Thursday, March 18, 2010

Vacation, Day 1

We hit the road around 8:30 on Wednesday morning, heading to the coast. We went via North Myrtle Beach this time, as Sara wanted to pick up some pralines in a favorite candy shop there. The pralines were absolutely fresh, still on the metal sheet that they had been made on, as a matter of fact, and the clerk had to transfer them from that to a box with a spatula. These pralines are chock-full of whole pecans.

After leaving the candy shop we headed up the coast to Calabash, where we dined on seafood at Captain Nance's, right on the Intracoastal Waterway. Sara had a plate of Calabash-style shrimp (breaded lightly, deep-fried) while I had the same with the a deviled crab thrown in for good measure.

After lunch we did some shopping in Calabash; there is a holiday-themed store there that sells every sort of gift you can possibly imagine, including nautical stuff, since it is on the coast. Apparently the place started as a single store in a strip mall, then acquired other stores in the same complex as time went by, until now they own the entire strip mall and you can walk from one end to the other without leaving the inside of the store, walls between the individual shops having been altered to allow shoppers easy access. Sara found a porcelain "I Love Lucy" mug (she's a huge fan of the old show); I didn't buy anything, but looked longingly at some brass ships' bells (the real thing, huge and expensive).

Shopping finished we got underway again, and headed up the coast to Southport, arriving at the hotel just around 3 o'clock, check-in time.
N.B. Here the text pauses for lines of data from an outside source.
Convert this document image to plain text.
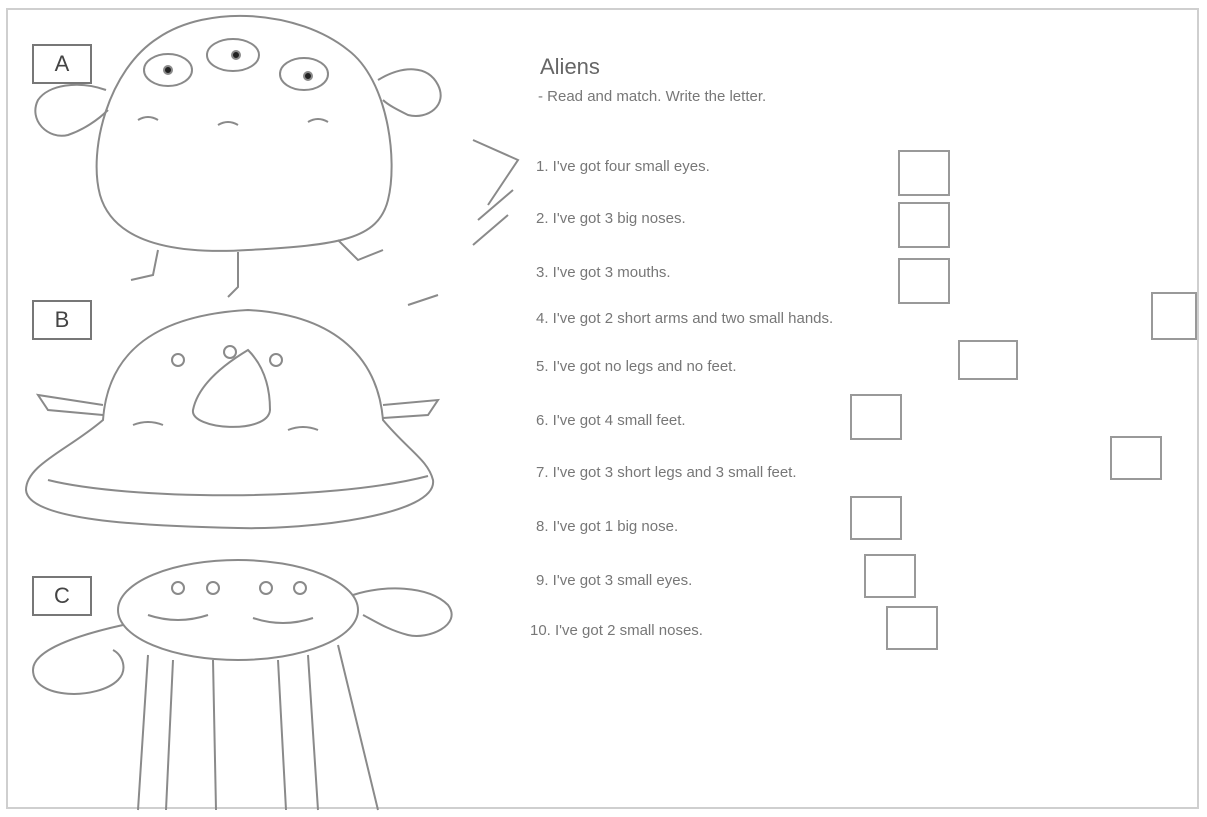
A
B
C
Aliens
- Read and match. Write the letter.
1. I've got four small eyes.
2. I've got 3 big noses.
3. I've got 3 mouths.
4. I've got 2 short arms and two small hands.
5. I've got no legs and no feet.
6. I've got 4 small feet.
7. I've got 3 short legs and 3 small feet.
8. I've got 1 big nose.
9. I've got 3 small eyes.
10. I've got 2 small noses.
The room is nice; two queen beds, alcove with pull-out couch, free wi-fi. We spent some time unpacking and catching up on Facebook until dinner time; dinner was at a pizza place we had discovered on a previous trip to the area; Sara had lasagna, I had linguini alfredo. After dinner we drove through the downtown Southport area, both of us happy to see the small, attractive town again, with its wood-framed Victorian-era houses everywhere, its many antique shops and boutiques, and the public park down by the banks of the Cape Fear River, across which you can see Oak Island (the lighthouse prominent there, its light active and flashing) and Bald Head Island. We saw several houses we'd be tempted to buy if we ever hit the lottery, a few of them right on the waterfront.

And so, since it was soon too dark to continue our drive, we returned to the hotel, happy and content with the day's progress.